Al levantar la mirada vi a Miles apoyado contra la pared, observándome. Esperé un segundo y decidí aprovechar que le tenía delante, aunque fuera un cretino.

—¿Puedo hacerte una pregunta?

—Si te digo que no, ¿me la vas a hacer de todos modos?

—Seguramente. —Di vueltas al boli entre los dedos. Ese cristal que Val se llevó de aquí… ¿Qué importancia tenía?

Se encogió de hombros, pero su gesto me pareció demasiado forzado. Sospechoso.

—No era más que una baratija, no valía nada.

—Entonces, ¿por qué volvió para llevárselo?

Se encogió de hombros otra vez.

—Seguramente porque era una imbécil y creía que tenía algún valor.

Vale. No me lo creí ni por un segundo, pero estaba claro que Miles no iba a decirme nada más. Me puse a rellenar el informe y, cuando volví a mirar, seguía allí, el muy capullo. Suspiré.

—¿Qué pasa?

Sonrió, pero sólo con la boca, no con los ojos.

—Tú y yo no nos conocemos mucho.

Ladeé la cabeza.

—Si te soy sincera, en la Orden nadie conoce a nadie.

—Excepto Val y tú. Vosotras sí os conocíais bastante bien, y ella traicionó a la Orden y ahora está muerta. —Se apartó de la pared y se acercó a la mesa—. Se cayó de una azotea. Vaya, qué lástima.

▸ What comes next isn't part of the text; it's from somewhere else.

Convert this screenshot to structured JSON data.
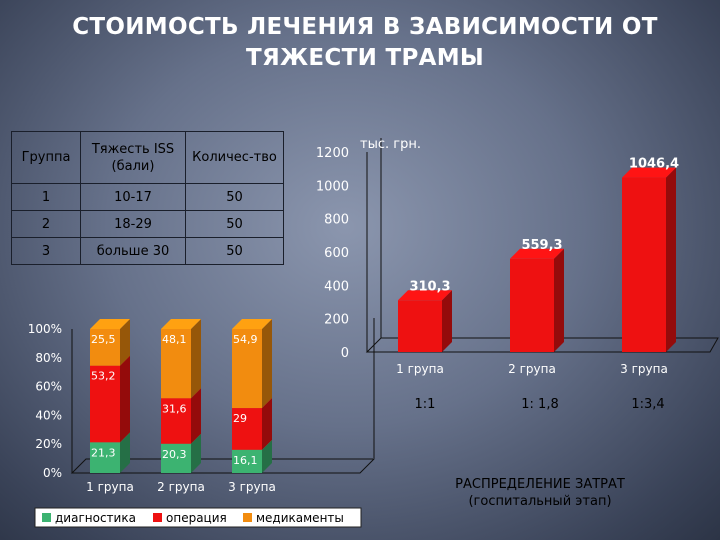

Me di cuenta perfectamente de que no hablaba de Val como si fuera la semihumana.

—Y además estás muy unida a Ren. Salís juntos. —Se sentó frente a mí, lo que me sentó fatal, porque significaba que no pensaba marcharse en un futuro inmediato—. Y ahora Ren ha desaparecido. Un miembro de la Elite, desaparecido. Es muy extraño.

Solté el boli.

—¿Adónde quieres ir a parar, Miles?

—A ningún sitio, en realidad. Sólo estaba pensando en voz alta.

—¿Te importaría no hacerlo?

La silla chirrió cuando se echó hacia atrás.

—¿Sabes qué otra cosa no puedo hacer?

—No —contesté—. Tu pregunta me parece muy confusa.

—No puedo sacudirme la sensación que tengo desde hace unos tres años de que hay algo muy, muy raro en ti.

Contuve la respiración mientras nos mirábamos.

—David confía en ti. Incluso le caes bien. —La tensa sonrisa se le borró de la cara—. No sé por qué, pero no me fío de ti, Ivy.

Me puse alerta pero no aparté la mirada, y la verdad es que me gustó escucharle decir que le caía bien a David.

—Bien, gracias por ponerme al corriente de tu opinión sobre mí, aunque sea irrelevante. Te lo agradezco.

—De nada —contestó con una sonrisa burlona. Se inclinó hacia delante y apoyó los codos sobre la mesa—. Voy a decírtelo muy clarito. Te estoy vigilando, Ivy.